本シリーズの11回目である前回は、半導体メモリの基本技術であるメモリセルアレイと、アレイから特定のメモリセルを選択する手段を紹介した。今回は、メモリセルアレイから所望のメモリセルを選択するとともに、シリコン面積を最小化する、セル選択スイッチ(セレクタ)技術をご報告する。
前回の後半で述べたように、抵抗変化メモリの記憶容量当たりの製造コストをDRAM以下にするためには、セレクタを一般的な3端子のトランジスタではなく、2端子のスイッチにする必要がある。それも「クロスポイント・メモリ」と呼ぶ、ワード線とビット線の交点(クロスポイント)と同じ小さなシリコン面積に1個のメモリセルをレイアウトする構造である。言い換えると、ワード線とビット線の間に、記憶素子(抵抗変化素子)とセレクタ(セル選択スイッチ)を縦に重ねた構造のメモリセルを挿入する。
2端子のセレクタ技術には、しきい電圧を有するスイッチや、酸化物ベースのダイオード、シリコンベースのダイオードなどがある。どれが本命の技術、ということはなく、さまざまな技術が研究されているというのが現状だ。
2端子のセレクタが動作する様子は単純である。印加電圧が高いときはセレクタ(あるいはスイッチ)がオンとなって電流が大きく流れ、印加電圧が低いときはセレクタがオフとなって電流があまり流れない。オンとオフの電流の差は、極めて大きいことが望ましい。
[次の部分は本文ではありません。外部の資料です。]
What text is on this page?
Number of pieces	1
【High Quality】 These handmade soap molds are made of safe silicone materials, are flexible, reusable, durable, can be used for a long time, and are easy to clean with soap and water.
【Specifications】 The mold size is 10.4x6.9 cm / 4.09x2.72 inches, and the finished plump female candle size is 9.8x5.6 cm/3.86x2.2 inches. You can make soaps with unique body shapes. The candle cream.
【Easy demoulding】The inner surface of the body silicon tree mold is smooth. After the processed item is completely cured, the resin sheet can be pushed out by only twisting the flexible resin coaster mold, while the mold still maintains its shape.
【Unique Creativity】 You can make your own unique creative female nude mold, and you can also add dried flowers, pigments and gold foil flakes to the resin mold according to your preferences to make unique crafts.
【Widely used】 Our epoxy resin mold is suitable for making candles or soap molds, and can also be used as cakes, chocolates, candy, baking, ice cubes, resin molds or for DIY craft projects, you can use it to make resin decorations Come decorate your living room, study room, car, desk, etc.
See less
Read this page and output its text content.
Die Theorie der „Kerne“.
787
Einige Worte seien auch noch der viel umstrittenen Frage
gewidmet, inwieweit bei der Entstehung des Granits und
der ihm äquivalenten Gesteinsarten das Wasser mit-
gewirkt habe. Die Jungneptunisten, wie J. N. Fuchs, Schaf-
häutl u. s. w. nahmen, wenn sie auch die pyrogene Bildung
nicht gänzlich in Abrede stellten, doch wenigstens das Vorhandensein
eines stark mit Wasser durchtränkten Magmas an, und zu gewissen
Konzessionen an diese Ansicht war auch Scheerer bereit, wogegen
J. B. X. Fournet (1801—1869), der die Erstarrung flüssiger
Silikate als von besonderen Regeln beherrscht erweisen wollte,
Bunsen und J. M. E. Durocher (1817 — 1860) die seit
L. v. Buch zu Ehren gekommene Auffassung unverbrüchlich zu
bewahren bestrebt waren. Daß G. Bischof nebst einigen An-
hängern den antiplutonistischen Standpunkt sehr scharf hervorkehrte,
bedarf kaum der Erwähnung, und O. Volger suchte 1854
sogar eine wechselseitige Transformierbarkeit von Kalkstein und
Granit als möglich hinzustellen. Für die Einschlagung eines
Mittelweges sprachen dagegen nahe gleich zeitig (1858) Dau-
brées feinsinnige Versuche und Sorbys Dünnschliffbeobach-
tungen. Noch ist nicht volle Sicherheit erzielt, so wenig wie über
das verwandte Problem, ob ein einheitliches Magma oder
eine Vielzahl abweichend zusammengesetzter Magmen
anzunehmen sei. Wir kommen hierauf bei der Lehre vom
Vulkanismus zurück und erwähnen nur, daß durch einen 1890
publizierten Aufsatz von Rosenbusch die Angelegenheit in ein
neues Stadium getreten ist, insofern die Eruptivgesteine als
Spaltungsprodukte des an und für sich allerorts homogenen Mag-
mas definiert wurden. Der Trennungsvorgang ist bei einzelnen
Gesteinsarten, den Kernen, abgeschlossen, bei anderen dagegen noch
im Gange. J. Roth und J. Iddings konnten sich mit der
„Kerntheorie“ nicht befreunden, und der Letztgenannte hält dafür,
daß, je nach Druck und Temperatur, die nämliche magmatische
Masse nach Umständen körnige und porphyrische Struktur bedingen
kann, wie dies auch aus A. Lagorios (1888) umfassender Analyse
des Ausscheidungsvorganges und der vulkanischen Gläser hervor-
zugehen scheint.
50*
実際にセレクタを試作して電流電圧特性を測定した結果が、国際学会に発表されている。主な国際学会に発表された特性をまとめたグラフ(縦軸が印加電圧が高いときの電流密度、横軸は印加電圧を半分に下げたときの電流密度の変化率)を見た限りでは、シリコンベースのダイオード(金属/シリコン/金属構造のダイオード(MSMダイオード))と酸化物ベースのダイオード(金属/絶縁物/金属構造のダイオード(MIMダイオード))に比べると、しきい電圧を有するスイッチの方が、オンとオフの電流差が大きい。